Ndidi Nwaneri is a trained philosopher and social
development policy expert, based in Nigeria, West Africa. She received
her doctorate from Loyola University, Chicago with her dissertation
titled " Human Rights and Global Justice: A Normative Critique of Some
Rawlsian Approaches." Her current research project is titled, "Pandemic
Agency and Justice: A Socio-Political Analysis of the Global COVID-19
Pandemic." Her overarching purpose in this project is to develop a
normative framework that reconciles the actions of agents (global,
national, community and individual) during the COVID pandemic, with
prevailing social and global justice theories. According to her, social
or global crises provide a unique opportunity to examine the “fit” of
theory and reality. This two-pronged assessment – examining responses to
the pandemic through the lens of theory, and examining dominant
theories through the lens of actions – could provide a means to assess
the adequacy of (or lack thereof), of extant social and global justice
theories.
Cain Shelley recently received his
PhD from the London School of Economics and Political Science. His
thesis was supervised by Lea Ypi. He describes his current research
project as follows: "To date, the philosophical debate about global
health justice has overwhelmingly focused on two issues: specifying the
best principles of global health justice on the one hand and specifying
the institutional changes best suited to advancing these principles on
the other.

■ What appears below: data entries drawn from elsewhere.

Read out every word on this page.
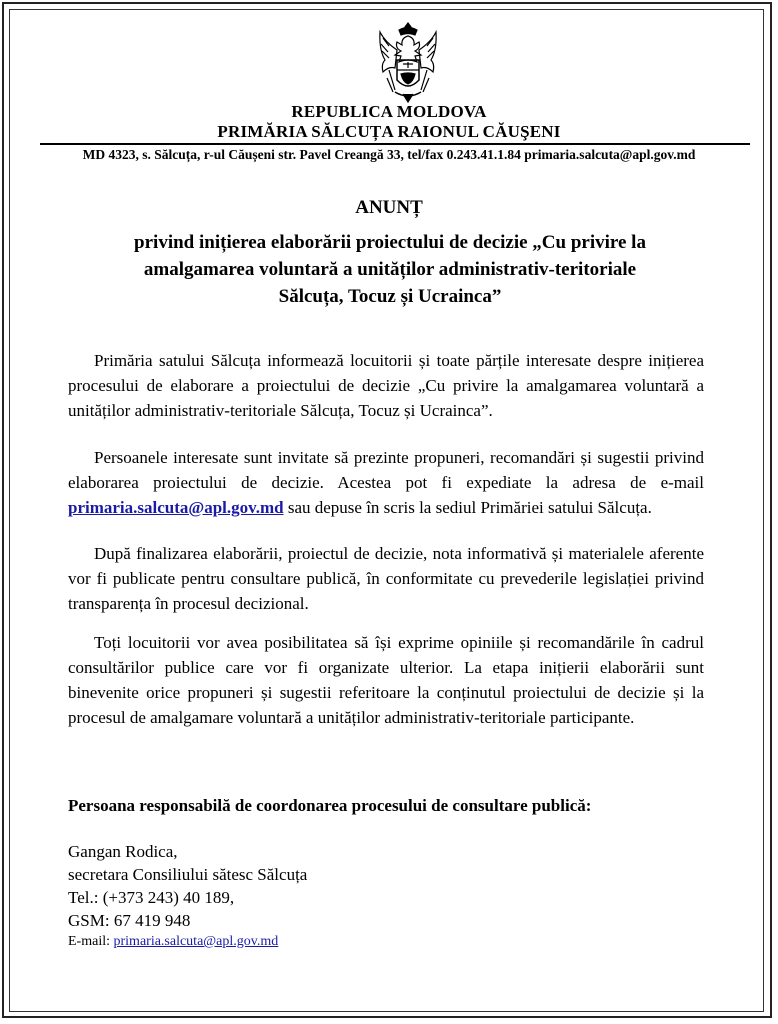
REPUBLICA MOLDOVA
PRIMĂRIA SĂLCUȚA RAIONUL CĂUŞENI
MD 4323, s. Sălcuța, r-ul Căușeni str. Pavel Creangă 33, tel/fax 0.243.41.1.84 primaria.salcuta@apl.gov.md
ANUNȚ
privind inițierea elaborării proiectului de decizie „Cu privire la amalgamarea voluntară a unităților administrativ-teritoriale Sălcuța, Tocuz și Ucrainca”
Primăria satului Sălcuța informează locuitorii și toate părțile interesate despre inițierea procesului de elaborare a proiectului de decizie „Cu privire la amalgamarea voluntară a unităților administrativ-teritoriale Sălcuța, Tocuz și Ucrainca”.
Persoanele interesate sunt invitate să prezinte propuneri, recomandări și sugestii privind elaborarea proiectului de decizie. Acestea pot fi expediate la adresa de e-mail primaria.salcuta@apl.gov.md sau depuse în scris la sediul Primăriei satului Sălcuța.
După finalizarea elaborării, proiectul de decizie, nota informativă și materialele aferente vor fi publicate pentru consultare publică, în conformitate cu prevederile legislației privind transparența în procesul decizional.
Toți locuitorii vor avea posibilitatea să își exprime opiniile și recomandările în cadrul consultărilor publice care vor fi organizate ulterior. La etapa inițierii elaborării sunt binevenite orice propuneri și sugestii referitoare la conținutul proiectului de decizie și la procesul de amalgamare voluntară a unităților administrativ-teritoriale participante.
Persoana responsabilă de coordonarea procesului de consultare publică:
Gangan Rodica,
secretara Consiliului sătesc Sălcuța
Tel.: (+373 243) 40 189,
GSM: 67 419 948
E-mail: primaria.salcuta@apl.gov.md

Whilst both debates are clearly important, much less
attention has been paid to a third set of issues: the question of which
political agents are best suited to implementing the changes justice in
global health requires. To help fill this gap, this research project
aims to provide an extended philosophical examination of several
grassroots agents of health justice, such as the Treatment Action
Campaign, ACT UP and the People’s Health Movement. One question I am
particularly interested in investigating is the following: what virtues
of character - hope?, creativity?, prudence? - do those who participate
in the activities of group agents like these need to contribute
effectively to processes of just social change?"